The list of intrinsic attributes contains $Prototype. This fact caught me by surprise — why would a note and its alias have different prototypes? I can imagine visual reasons; but if a note N and its alias A have different prototypes, P1 and P2 respectively, it is easy to imagine a case where P1 and P2 differ on a non-intrinsic attribute, in which case so would N and A.
It seems that I must be missing some interesting use case where different prototypes for N and A play a role.
I’m not sure.

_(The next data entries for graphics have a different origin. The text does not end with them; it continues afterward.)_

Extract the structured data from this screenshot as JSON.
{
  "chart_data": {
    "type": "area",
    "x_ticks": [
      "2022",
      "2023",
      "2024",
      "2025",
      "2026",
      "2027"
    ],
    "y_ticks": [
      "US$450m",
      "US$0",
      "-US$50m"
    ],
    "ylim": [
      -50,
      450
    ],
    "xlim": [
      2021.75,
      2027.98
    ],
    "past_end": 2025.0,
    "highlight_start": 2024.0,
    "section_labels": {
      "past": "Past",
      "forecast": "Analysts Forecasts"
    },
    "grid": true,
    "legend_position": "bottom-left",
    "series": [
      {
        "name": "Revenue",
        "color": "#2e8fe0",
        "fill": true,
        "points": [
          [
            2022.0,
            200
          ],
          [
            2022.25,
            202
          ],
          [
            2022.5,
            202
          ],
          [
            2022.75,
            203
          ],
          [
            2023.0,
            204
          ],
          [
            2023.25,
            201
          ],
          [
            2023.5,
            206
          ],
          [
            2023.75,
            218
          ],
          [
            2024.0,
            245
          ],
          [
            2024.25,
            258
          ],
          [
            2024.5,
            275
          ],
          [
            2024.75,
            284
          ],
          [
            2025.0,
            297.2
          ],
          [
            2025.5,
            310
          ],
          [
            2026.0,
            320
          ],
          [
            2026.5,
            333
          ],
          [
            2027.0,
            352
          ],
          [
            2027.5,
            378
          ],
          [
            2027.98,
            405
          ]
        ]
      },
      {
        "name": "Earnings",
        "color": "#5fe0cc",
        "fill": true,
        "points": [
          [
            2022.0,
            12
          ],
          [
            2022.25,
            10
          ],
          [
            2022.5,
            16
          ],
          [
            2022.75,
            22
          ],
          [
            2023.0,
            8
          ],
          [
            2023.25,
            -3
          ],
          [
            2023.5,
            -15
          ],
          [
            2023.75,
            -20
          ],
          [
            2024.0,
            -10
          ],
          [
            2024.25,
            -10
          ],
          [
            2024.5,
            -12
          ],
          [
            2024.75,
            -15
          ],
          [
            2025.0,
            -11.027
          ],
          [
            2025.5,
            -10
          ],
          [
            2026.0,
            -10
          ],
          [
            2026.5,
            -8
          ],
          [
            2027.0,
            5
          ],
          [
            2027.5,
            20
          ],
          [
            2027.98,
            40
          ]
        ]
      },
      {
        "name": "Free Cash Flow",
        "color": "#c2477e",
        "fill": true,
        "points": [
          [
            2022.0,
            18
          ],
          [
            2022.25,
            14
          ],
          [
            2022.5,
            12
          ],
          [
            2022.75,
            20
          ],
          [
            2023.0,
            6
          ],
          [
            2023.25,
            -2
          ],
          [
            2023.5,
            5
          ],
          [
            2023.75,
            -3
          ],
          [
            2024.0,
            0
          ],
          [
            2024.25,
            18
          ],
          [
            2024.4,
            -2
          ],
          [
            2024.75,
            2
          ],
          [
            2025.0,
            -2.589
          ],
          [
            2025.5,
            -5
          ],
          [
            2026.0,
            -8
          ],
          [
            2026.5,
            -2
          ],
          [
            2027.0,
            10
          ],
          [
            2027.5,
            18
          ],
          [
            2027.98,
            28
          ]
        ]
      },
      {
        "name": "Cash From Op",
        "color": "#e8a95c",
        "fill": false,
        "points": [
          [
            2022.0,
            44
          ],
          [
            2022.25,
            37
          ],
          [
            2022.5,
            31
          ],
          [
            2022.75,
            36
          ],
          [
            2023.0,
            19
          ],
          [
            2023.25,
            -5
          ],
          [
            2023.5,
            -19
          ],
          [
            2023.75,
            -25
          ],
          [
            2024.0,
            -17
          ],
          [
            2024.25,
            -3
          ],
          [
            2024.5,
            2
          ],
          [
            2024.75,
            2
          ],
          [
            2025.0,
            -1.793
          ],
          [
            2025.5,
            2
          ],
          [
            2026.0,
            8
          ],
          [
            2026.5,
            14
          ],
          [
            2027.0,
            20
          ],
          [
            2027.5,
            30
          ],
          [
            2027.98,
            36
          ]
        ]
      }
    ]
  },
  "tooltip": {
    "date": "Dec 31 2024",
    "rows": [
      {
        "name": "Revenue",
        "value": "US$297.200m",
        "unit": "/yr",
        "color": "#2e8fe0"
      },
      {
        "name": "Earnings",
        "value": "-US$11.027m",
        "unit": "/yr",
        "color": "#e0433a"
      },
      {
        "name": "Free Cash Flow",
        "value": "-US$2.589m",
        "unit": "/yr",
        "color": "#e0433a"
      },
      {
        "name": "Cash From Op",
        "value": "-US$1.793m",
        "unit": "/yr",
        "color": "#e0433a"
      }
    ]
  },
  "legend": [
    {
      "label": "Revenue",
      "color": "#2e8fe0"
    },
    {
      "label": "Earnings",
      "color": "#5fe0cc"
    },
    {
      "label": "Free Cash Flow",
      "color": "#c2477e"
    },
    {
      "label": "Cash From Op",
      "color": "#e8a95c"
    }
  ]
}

The list, IIRC, was created based on the TBX XML data, specifically the attribute definition including the code canInherit="0".
Reviewing this has caused me to remove $Creator, $Prototype and $ReadCount from the list. Although $Name shows the same code, it doesn’t behave as intrinsic so I’ve dropped it from the list too. See the updated list.
The underlying rationale for why a given attribute is/isn’t intrinsic is really one for Tech Support as it is an internal app design issue to which your fellow users here aren’t privvy. Like you I can only see as far as looking inside the app package.
$IsPrototype is intrinsic. Suppose Socrates is an instance of Man:
Socrates ← Man
Man is a prototype, so its $IsPrototype is true. But Socrates is not a prototype. If $IsPrototype were inherited, any note that adopted a prototype would become a prototype.